Are there any special considerations in a case involving Oxycontin?

Oxycontin was approved for use as a narcotic pain reliever by the FDA on December 12, 1995. At that time, the FDA required Purdue Pharma to have a boxed warning on the Oxycontin packaging talking about the serious and potentially fatal effects of abusing Oxycontin. By 2001, however, the FDA required Oxycontin to be packaged carrying a black box warning of the dangers of abusing the drug – the highest level of warning required. The warning stated, in part, that Oxycontin has “abuse liability similar to morphine”. At about the same time, Purdue Pharma was required to send out a letter to health care professionals about the dangers of Oxycontin abuse, what medical cases should and should not have Oxycontin prescribed, and the dangers of withdrawal.

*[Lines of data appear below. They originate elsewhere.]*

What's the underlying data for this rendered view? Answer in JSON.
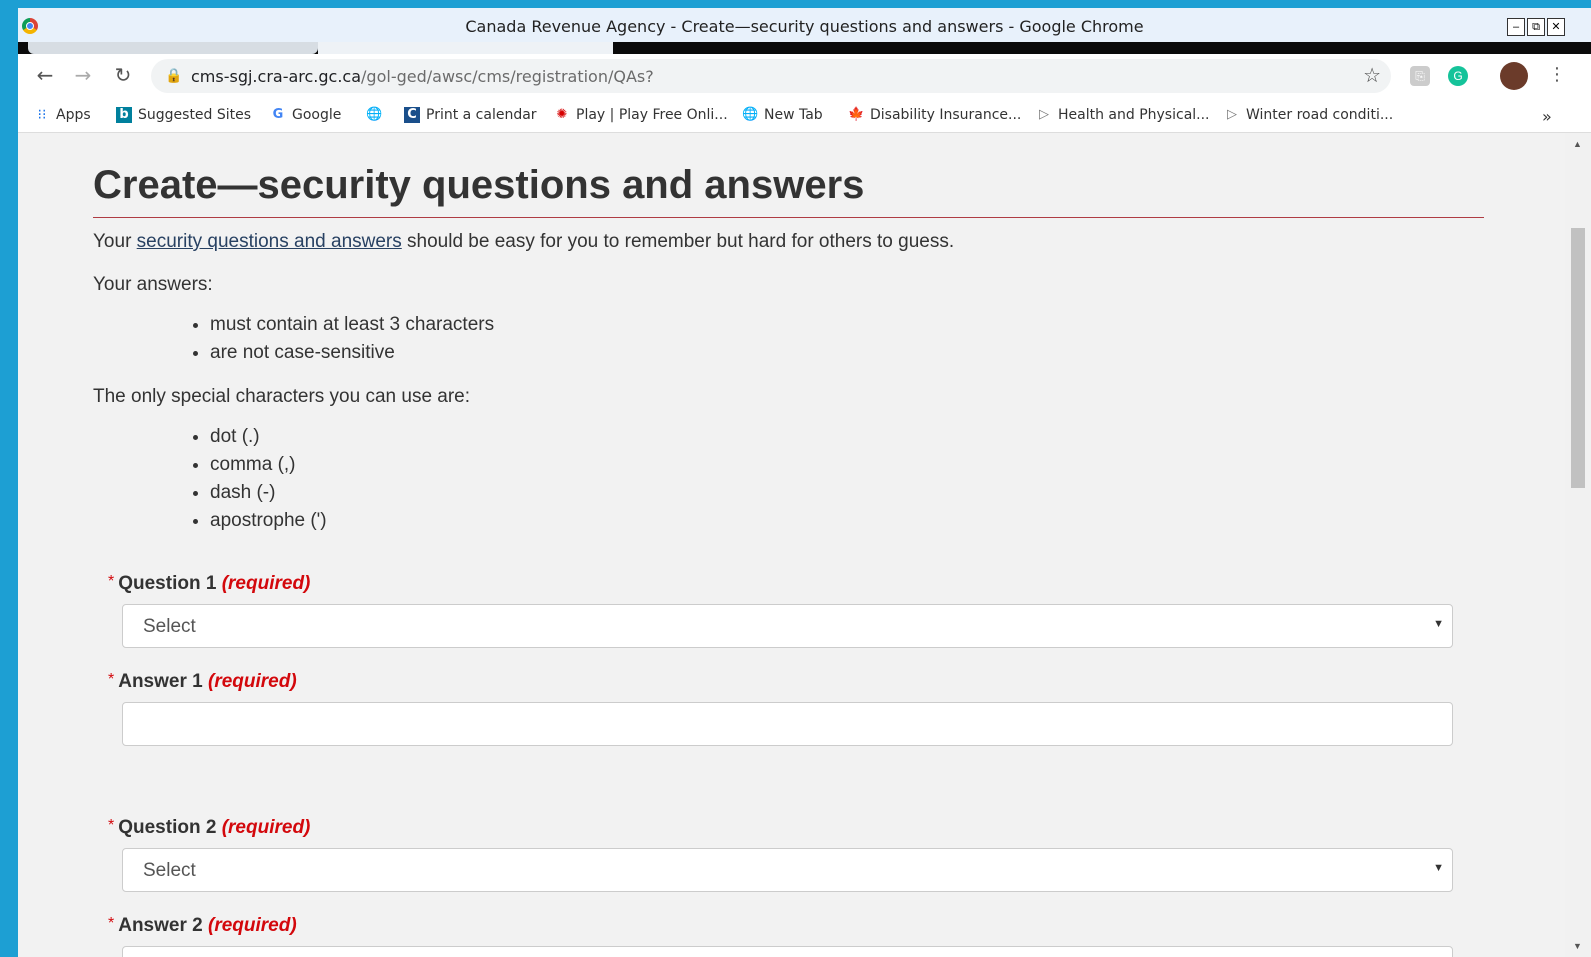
{
  "window": {
    "title": "Canada Revenue Agency - Create—security questions and answers - Google Chrome",
    "controls": [
      "–",
      "⧉",
      "✕"
    ]
  },
  "toolbar": {
    "url_domain": "cms-sgj.cra-arc.gc.ca",
    "url_path": "/gol-ged/awsc/cms/registration/QAs?"
  },
  "bookmarks": [
    {
      "label": "Apps",
      "icon": "apps-grid-icon"
    },
    {
      "label": "Suggested Sites",
      "icon": "bing-icon"
    },
    {
      "label": "Google",
      "icon": "google-g-icon"
    },
    {
      "label": "",
      "icon": "globe-icon"
    },
    {
      "label": "Print a calendar",
      "icon": "calendar-icon"
    },
    {
      "label": "Play | Play Free Onli...",
      "icon": "cbc-icon"
    },
    {
      "label": "New Tab",
      "icon": "globe-icon"
    },
    {
      "label": "Disability Insurance...",
      "icon": "maple-leaf-icon"
    },
    {
      "label": "Health and Physical...",
      "icon": "play-icon"
    },
    {
      "label": "Winter road conditi...",
      "icon": "play-icon"
    }
  ],
  "bookmarks_overflow": "»",
  "page": {
    "title": "Create—security questions and answers",
    "intro_prefix": "Your ",
    "intro_link": "security questions and answers",
    "intro_suffix": " should be easy for you to remember but hard for others to guess.",
    "answers_heading": "Your answers:",
    "answer_rules": [
      "must contain at least 3 characters",
      "are not case-sensitive"
    ],
    "special_heading": "The only special characters you can use are:",
    "special_chars": [
      "dot (.)",
      "comma (,)",
      "dash (-)",
      "apostrophe (')"
    ]
  },
  "form": {
    "required_marker": "*",
    "required_text": "(required)",
    "question1_label": "Question 1",
    "question1_value": "Select",
    "answer1_label": "Answer 1",
    "answer1_value": "",
    "question2_label": "Question 2",
    "question2_value": "Select",
    "answer2_label": "Answer 2"
  }
}
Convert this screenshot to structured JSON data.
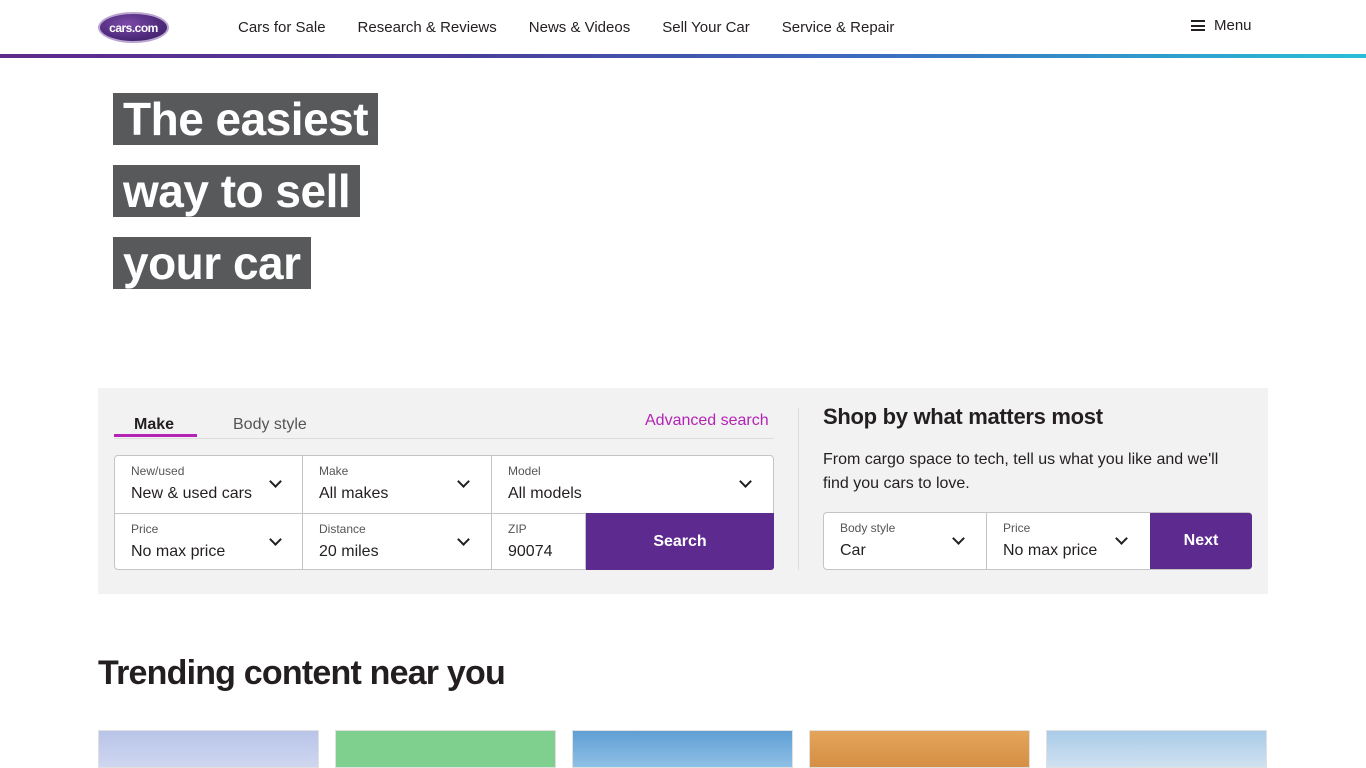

Despite this, in 2003, the FDA had to issue a warning letter to Purdue Pharma, pointing out that several advertisements for Oxycontin aimed at the medical profession minimized the serious risks of taking Oxycontin and promoted uses that were not known to be safe or effective. The FDA pointed to two ads in particular, but stated that the rest of Purdue Pharma’s marketing materials would be scrutinized. As a result, Purdue Pharma was required to come up with a plan of action aimed at circulating a more balanced view of Oxycontin.

Oxycontin remains on the market, but has a widespread group of addicts, some of whom are former legitimate users of the drug, and has caused many deaths due to overdose either by a single large dose or by building up tolerance to the drug over time. It can be argued that Purdue Pharma has not done a sufficient job of either warning the market or of controlling the drug, increasing Purdue Pharma’s potential liability. It can also be argued that a doctor who prescribes Oxycontin has full awareness of the dangers of using and abusing the drug, and owes a duty to his or her patients to carefully monitor their use for signs of abuse or addiction.